Interim President of Northwestern University
- In office 1860–1867
- Preceded by: Randolph Sinks Foster
- Succeeded by: David H. Wheeler
- In office 1854–1856
- Preceded by: Clark T. Hinman
- Succeeded by: Randolph Sinks Foster

Personal details
- Born: December 24, 1822 Landaff, New Hampshire
- Died: May 24, 1872 (aged 49) Evanston, Illinois
- Spouse: Harriet Newell Verbeck Noyes
- Alma mater: Wesleyan University
- Profession: Educator

= Henry Sanborn Noyes =

American mathematician

Henry Sanborn Noyes (December 24, 1822 – May 24, 1872) was an American academic who served as interim president of Northwestern University from 1854 to 1856, and again from 1860 to 1867.

==Biography==
Noyes was born to devout Methodist parents in Landaff, New Hampshire, on December 24, 1822.

Noyes studied under Clark Hinman at the Newbury Seminary (today the Vermont College of Fine Arts) in Newbury, Vermont, where Hinman was president at the time.

Like Hinman, Noyes transferred to Wesleyan University in spring 1847, and graduated the following year, in 1848. Noyes returned to Newbury as a professor in 1850, and after Hinman departed from Newbury Seminary in 1853, Noyes himself became its president.

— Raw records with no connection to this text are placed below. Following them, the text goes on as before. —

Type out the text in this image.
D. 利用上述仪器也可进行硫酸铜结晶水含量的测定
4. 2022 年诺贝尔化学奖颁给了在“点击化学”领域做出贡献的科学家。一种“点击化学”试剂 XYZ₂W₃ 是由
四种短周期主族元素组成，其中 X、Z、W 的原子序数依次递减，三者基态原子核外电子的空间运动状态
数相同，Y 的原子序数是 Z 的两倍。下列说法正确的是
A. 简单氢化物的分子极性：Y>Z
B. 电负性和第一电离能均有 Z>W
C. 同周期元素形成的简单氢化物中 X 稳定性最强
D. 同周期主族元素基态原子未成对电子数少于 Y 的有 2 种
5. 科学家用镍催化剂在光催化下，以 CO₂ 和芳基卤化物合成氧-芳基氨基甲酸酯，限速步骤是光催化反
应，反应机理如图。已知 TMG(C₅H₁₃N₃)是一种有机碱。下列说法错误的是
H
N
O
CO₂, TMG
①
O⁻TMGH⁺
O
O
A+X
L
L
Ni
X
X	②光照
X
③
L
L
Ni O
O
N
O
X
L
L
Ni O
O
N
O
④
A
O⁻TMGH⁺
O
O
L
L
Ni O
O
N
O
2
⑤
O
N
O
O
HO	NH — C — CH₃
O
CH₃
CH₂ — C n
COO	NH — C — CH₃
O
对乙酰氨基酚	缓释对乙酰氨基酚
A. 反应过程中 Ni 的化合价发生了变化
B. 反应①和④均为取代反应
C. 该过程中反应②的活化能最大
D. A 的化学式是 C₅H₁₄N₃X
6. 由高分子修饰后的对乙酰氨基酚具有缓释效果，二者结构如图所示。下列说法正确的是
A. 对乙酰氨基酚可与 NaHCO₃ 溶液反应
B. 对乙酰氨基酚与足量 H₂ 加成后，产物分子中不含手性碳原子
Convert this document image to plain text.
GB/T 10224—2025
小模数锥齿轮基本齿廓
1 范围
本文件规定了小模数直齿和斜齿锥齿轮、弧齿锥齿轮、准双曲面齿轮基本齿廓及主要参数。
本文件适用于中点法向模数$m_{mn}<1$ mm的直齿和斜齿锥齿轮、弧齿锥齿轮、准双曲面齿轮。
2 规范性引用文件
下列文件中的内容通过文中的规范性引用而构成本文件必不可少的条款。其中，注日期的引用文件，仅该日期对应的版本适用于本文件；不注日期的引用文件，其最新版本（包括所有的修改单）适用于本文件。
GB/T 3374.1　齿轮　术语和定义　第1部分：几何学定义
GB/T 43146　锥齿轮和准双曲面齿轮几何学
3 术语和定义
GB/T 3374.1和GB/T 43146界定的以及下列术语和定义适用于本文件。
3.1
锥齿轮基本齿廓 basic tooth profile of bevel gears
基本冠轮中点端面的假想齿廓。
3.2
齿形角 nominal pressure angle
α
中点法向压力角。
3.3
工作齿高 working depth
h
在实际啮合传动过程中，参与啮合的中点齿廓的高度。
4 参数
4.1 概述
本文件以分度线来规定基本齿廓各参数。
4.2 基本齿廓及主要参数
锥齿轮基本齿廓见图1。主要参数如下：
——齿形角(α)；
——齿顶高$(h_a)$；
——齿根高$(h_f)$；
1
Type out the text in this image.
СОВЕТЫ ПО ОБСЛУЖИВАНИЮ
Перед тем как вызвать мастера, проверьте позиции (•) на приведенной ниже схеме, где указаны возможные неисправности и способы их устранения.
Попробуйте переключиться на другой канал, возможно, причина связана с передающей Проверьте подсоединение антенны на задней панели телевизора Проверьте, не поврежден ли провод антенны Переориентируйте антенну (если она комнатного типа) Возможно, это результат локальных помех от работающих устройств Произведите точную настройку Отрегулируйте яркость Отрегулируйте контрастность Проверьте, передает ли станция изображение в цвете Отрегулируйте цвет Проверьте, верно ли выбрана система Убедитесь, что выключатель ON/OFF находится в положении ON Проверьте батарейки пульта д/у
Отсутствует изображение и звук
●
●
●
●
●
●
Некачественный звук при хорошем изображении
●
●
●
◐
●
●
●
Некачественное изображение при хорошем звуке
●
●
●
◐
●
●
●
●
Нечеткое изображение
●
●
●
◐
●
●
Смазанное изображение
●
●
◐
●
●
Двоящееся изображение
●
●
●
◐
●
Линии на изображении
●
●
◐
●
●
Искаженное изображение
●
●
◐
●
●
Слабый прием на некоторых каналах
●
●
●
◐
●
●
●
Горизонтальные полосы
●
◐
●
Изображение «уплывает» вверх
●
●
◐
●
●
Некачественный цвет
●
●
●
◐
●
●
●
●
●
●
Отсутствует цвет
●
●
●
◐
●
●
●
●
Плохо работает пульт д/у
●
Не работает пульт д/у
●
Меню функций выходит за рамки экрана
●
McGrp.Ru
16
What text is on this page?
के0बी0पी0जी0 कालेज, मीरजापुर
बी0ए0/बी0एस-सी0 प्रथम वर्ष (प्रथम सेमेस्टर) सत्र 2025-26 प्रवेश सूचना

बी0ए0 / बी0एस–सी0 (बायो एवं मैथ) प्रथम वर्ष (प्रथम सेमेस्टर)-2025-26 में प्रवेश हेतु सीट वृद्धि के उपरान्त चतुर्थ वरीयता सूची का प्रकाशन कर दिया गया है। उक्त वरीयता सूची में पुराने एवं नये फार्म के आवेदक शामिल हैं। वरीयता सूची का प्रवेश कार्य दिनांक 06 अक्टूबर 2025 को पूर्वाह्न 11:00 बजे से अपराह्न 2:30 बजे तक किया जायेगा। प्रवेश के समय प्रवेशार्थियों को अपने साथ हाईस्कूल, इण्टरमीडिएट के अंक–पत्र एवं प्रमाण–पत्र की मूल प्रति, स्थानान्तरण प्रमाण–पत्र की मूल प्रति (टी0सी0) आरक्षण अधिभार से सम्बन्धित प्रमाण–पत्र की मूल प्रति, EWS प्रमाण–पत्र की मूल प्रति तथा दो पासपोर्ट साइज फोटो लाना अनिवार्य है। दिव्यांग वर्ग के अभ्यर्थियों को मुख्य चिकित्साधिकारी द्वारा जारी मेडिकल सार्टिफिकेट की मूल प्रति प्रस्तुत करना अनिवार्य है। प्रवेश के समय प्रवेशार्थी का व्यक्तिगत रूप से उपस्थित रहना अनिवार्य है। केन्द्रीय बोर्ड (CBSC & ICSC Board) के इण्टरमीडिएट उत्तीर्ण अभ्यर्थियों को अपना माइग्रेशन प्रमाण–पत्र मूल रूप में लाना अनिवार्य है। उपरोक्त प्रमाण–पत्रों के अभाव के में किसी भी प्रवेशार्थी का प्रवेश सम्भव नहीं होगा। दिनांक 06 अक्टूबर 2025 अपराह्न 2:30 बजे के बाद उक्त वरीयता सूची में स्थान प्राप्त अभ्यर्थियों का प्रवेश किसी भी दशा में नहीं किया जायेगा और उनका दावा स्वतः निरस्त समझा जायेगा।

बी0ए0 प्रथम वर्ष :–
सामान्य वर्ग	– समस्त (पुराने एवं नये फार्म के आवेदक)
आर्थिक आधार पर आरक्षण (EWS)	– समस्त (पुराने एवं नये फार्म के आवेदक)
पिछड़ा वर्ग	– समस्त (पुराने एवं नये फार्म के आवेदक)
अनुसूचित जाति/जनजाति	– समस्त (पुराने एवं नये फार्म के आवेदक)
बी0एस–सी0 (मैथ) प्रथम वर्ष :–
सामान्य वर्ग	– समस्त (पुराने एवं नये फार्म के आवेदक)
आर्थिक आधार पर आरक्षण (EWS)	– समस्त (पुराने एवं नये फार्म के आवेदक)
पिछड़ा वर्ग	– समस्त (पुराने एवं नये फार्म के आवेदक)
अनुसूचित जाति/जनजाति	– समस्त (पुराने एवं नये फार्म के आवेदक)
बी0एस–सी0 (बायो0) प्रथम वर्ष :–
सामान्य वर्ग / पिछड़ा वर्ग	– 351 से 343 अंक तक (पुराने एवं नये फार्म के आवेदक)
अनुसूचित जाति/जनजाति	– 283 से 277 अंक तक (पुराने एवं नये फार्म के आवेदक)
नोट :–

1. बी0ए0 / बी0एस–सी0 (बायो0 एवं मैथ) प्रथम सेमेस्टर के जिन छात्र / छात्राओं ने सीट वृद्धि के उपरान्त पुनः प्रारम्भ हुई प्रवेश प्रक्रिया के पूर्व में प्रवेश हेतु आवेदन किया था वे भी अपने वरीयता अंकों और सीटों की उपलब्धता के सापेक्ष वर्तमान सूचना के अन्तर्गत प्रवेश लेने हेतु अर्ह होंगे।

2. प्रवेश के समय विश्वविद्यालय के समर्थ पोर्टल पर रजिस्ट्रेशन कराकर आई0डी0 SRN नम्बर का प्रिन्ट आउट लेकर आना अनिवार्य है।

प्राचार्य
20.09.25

When Clark Hinman and a group of other Chicago-area Methodists decided to establish a new university near Chicago, Illinois, to serve the old Northwest Territory, Hinman remembered working with Noyes and asked Noyes to join the new faculty. Noyes was one of the two original faculty members of the university when it opened in 1855 and served primarily as professor of mathematics. When Clark Hinman, the first president of the university, died in 1854, Noyes served as interim president until the election of Randolph S. Foster in 1856. Then, when Foster abdicated his position as president in 1860, Noyes once again served as interim president (1860 to 1867). Noyes also intermittently served a variety of positions alongside his teaching duties, including as Secretary of the Board of Trustees and as the university's financial agent.